Don't Miss Out on Novelty: Importance of Novel Features for Deep Anomaly Detection
Sarath Sivaprasad, Mario Fritz
TL;DR
This paper addresses the limitation of deep anomaly detection methods that rely solely on familiarity by introducing a joint model that accounts for both familiar and novel features. It combines a Familiar Feature Based Anomaly Score (FFS) with an Explanation Based Novelty Score (ENS) derived from faithful $\operatorname{B-cos}$ explanations, and adapts novelty computation across anomaly types by selecting different network layers. The approach achieves state-of-the-art performance on eight benchmarks spanning semantic near/far and sensory AD, reducing false negatives by up to 40% and eliminating the need for expensive background models.
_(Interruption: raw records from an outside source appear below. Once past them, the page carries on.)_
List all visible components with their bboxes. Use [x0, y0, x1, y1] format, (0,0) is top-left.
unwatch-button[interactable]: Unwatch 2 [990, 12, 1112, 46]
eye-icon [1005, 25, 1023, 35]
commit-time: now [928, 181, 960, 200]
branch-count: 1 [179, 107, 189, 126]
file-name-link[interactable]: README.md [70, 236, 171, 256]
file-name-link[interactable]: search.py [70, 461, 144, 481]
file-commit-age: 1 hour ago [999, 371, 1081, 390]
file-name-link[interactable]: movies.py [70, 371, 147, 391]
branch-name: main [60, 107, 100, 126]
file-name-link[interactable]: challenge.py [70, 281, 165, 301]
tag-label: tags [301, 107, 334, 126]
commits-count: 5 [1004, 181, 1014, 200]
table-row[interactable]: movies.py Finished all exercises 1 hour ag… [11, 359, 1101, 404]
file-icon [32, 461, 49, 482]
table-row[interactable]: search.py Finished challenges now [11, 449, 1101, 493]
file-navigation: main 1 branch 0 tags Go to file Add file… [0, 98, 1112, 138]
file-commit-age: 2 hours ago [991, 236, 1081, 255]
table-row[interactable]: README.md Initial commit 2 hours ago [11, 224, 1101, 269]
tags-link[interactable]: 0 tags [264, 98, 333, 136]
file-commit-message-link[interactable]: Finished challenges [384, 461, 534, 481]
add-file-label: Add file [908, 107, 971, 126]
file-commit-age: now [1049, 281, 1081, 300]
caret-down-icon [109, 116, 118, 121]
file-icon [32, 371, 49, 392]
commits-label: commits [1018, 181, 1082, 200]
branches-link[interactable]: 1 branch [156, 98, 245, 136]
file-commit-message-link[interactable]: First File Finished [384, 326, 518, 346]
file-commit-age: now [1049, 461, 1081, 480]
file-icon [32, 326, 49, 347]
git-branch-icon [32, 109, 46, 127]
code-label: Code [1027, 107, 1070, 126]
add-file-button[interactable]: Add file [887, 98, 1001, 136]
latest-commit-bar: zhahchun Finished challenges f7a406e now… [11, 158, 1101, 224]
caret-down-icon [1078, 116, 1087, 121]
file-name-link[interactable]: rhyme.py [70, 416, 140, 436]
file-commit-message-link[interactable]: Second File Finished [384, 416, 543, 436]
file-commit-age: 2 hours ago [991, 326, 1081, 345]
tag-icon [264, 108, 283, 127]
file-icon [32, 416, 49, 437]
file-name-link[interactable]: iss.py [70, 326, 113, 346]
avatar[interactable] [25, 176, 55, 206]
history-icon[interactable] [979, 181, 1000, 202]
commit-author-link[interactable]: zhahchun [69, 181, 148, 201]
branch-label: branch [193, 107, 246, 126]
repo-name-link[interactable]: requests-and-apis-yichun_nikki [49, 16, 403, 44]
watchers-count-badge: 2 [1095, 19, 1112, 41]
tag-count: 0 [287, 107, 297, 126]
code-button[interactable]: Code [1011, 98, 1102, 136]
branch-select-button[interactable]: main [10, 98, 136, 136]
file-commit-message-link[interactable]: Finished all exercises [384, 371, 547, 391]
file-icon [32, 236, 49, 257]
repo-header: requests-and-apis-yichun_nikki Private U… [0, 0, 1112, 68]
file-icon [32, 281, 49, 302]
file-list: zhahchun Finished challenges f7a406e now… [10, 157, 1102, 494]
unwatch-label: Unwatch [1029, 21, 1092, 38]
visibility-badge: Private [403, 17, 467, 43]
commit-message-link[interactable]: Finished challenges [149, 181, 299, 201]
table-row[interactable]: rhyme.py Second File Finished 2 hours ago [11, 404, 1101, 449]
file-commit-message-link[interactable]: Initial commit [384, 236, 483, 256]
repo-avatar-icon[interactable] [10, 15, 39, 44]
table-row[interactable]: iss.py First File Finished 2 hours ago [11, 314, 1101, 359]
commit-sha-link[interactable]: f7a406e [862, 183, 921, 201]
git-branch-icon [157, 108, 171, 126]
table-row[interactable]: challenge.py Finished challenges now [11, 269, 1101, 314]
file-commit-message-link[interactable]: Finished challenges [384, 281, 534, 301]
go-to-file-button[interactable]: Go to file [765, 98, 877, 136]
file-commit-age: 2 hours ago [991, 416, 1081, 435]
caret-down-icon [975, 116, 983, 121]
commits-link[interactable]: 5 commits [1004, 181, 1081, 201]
It also provides interpretable, pixel-level explanations for sensory anomalies, and demonstrates robustness to the choice of outlier modeling. The work advances practical AD by integrating explainability with novelty detection, with implications for broader tasks like novel class discovery and out-of-distribution detection.
Abstract
Anomaly Detection (AD) is a critical task that involves identifying observations that do not conform to a learned model of normality. Prior work in deep AD is predominantly based on a familiarity hypothesis, where familiar features serve as the reference in a pre-trained embedding space. While this strategy has proven highly successful, it turns out that it causes consistent false negatives when anomalies consist of truly novel features that are not well captured by the pre-trained encoding. We propose a novel approach to AD using explainability to capture such novel features as unexplained observations in the input space. We achieve strong performance across a wide range of anomaly benchmarks by combining familiarity and novelty in a hybrid approach. Our approach establishes a new state-of-the-art across multiple benchmarks, handling diverse anomaly types while eliminating the need for expensive background models and dense matching. In particular, we show that by taking account of novel features, we reduce false negative anomalies by up to 40% on challenging benchmarks compared to the state-of-the-art. Our method gives visually inspectable explanations for pixel-level anomalies.